Scientists from the University of Hawai’i found that Earth plasma sheet electrons affect the weathering of the Moon and may aid in the formation of water. This discovery deepens our understanding of the Earth-Moon relationship and points to future opportunities for exploration.
A team of researchers led by a University of Hawai’i (UH) planetary scientist at Mānoa found that high-energy electrons in Earth’s plasma sheet contribute to weathering processes on the Moon’s surface, and importantly, the electrons may have aided the formation. water on the lunar surface. The study was published on September 14 in the journal Astronomy of nature.
Understanding the concentrations and distribution of water on the Moon is essential to understanding its formation and evolution and to securing water resources for future human exploration. The new discovery may also help explain the origin of water ice earlier discovered in lunar permanently shadowed regions.
Earth’s magnetosphere and its effects
The influence of the Earth’s magnetism creates a force field around the planet, referred to as the magnetosphere, which protects the Earth from cosmic weathering and harmful radiation from the Sun. The solar wind pushes and reshapes the magnetosphere, creating a long tail on the night side. The plasma layer in this magnetotail is a region consisting of high-energy electrons and ions that may come from Earth and the solar wind.

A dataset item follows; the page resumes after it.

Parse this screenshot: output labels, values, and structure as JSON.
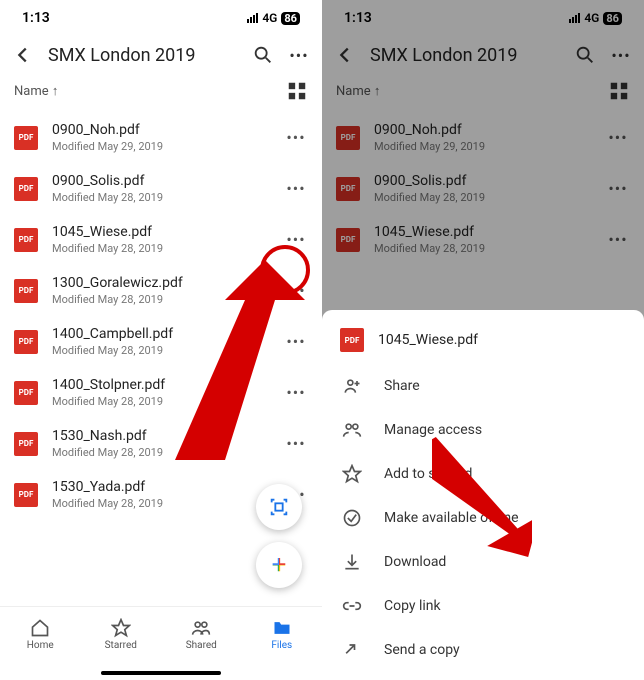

Previously, scientists mostly focused on the role of high-energy ions in space weathering of the Moon and other airless bodies. The solar wind, which consists of high-energy particles such as protons, bombards the lunar surface and is thought to be one of the primary ways water formed on the moon.

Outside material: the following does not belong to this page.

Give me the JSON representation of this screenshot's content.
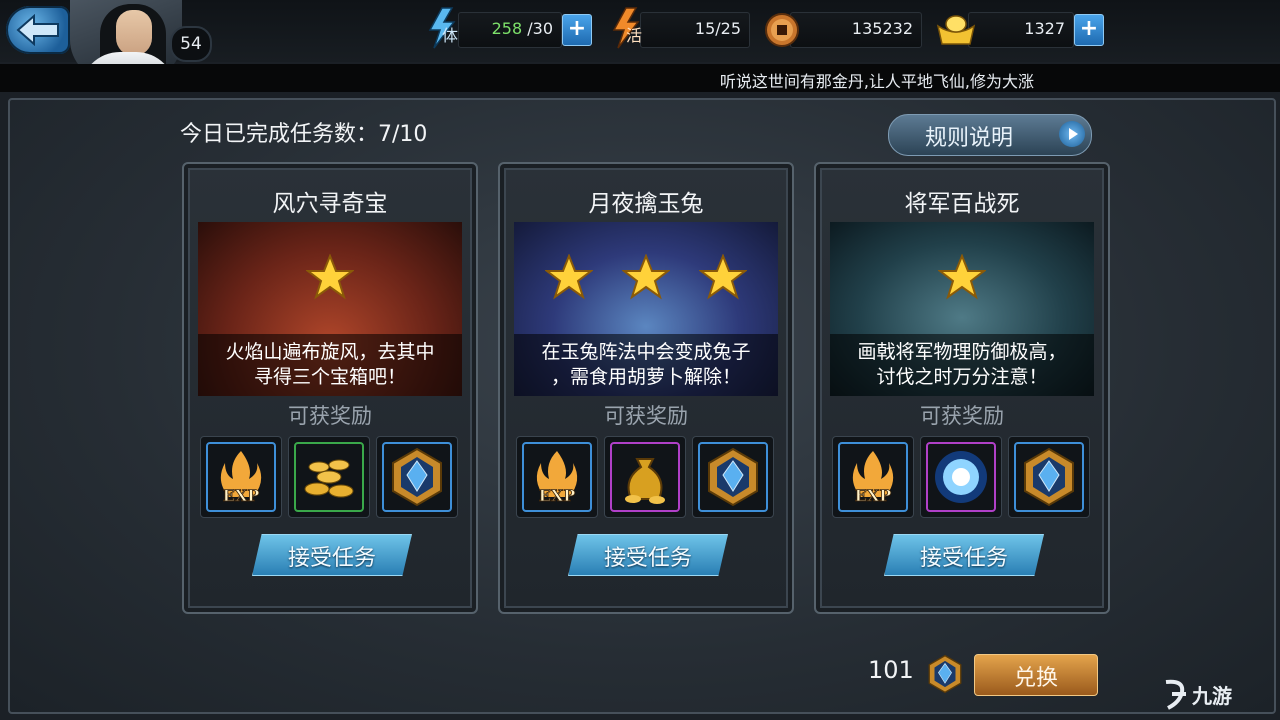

Impact of the Earth’s magnetotail on the Moon
Based on his previous work showing that oxygen in Earth’s magnetotail corrodes iron in the Moon’s polar regions, Shuai Li, an assistant research scientist at the UH Mānoa School of Ocean and Earth Science and Technology (SOEST), was interested in investigating changes in surface weathering. when the Moon passes through Earth’s magnetotail, a region that almost completely shields the Moon from the solar wind, but not the Sun’s light photons.
“This provides a natural laboratory for studying lunar surface water formation processes,” Li said. “When the Moon is outside the magnetotail, the lunar surface is bombarded by the solar wind.” There are almost no protons in the solar wind inside the magnetotail, and water formation was expected to drop to almost zero.

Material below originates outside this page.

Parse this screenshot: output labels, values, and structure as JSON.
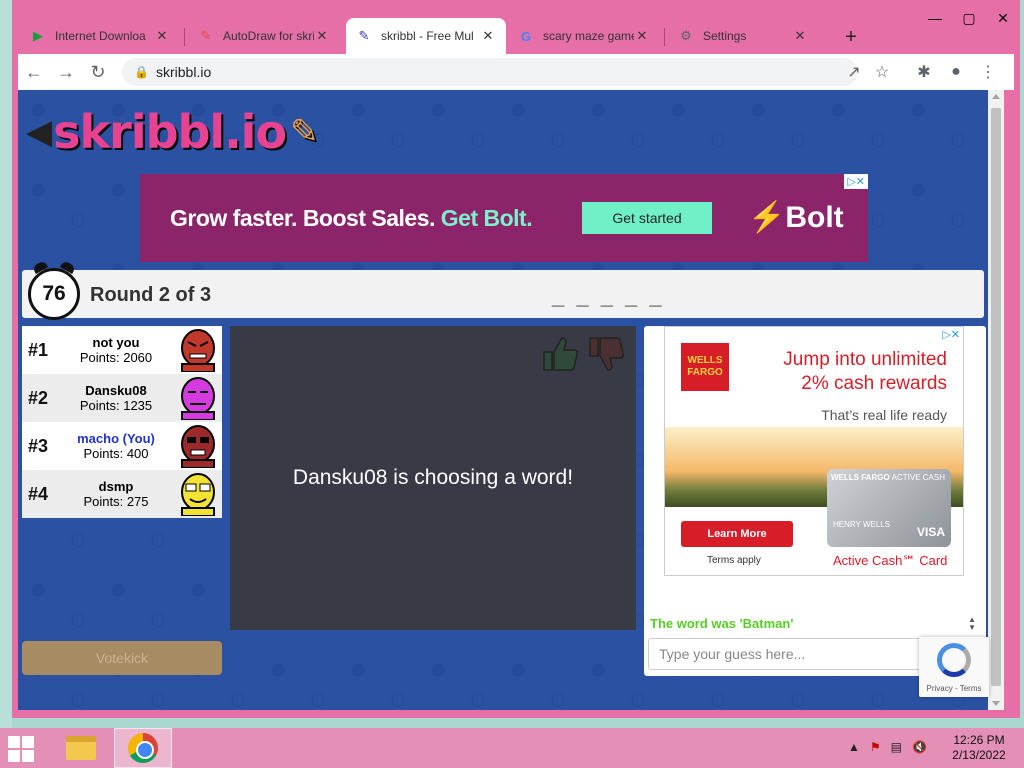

Li and co-authors analyzed remote sensing data collected by the Moon Mineralogy Mapper instrument aboard India’s Chandrayaan 1 mission between 2008 and 2009. Specifically, they assessed changes in water formation as the Moon passed through Earth’s magnetotail, which includes plasma. sheet.
“To my surprise, the remote sensing observations showed that the formation of water in the Earth’s magnetotail is almost identical to when the Moon was outside the Earth’s magnetotail,” Li said. “This suggests that there may be other formation processes or new sources of water in the magnetotail that are not directly linked to the implantation of solar wind protons. In particular, high-energy electron radiation shows similar effects to solar wind protons.
“Overall, this finding and my previous findings of rusty lunar poles suggest that Mother Earth is strongly tied to her Moon in many unrecognized aspects,” Li said.
Future research avenues
In future research, Li aims to work on a lunar mission NASAThe Artemis programs monitor the plasma environment and water content of the lunar polar surface when the Moon is in various phases during the Earth’s magnetotail transition.
Reference: “Formation of lunar surface water associated with high-energy electrons in Earth’s magnetotail” by S. Li, AR Poppe, TM Orlando, BM Jones, OJ Tucker, WM Farrell, and AR Hendrix, 14 Sep 2023, Astronomy of nature.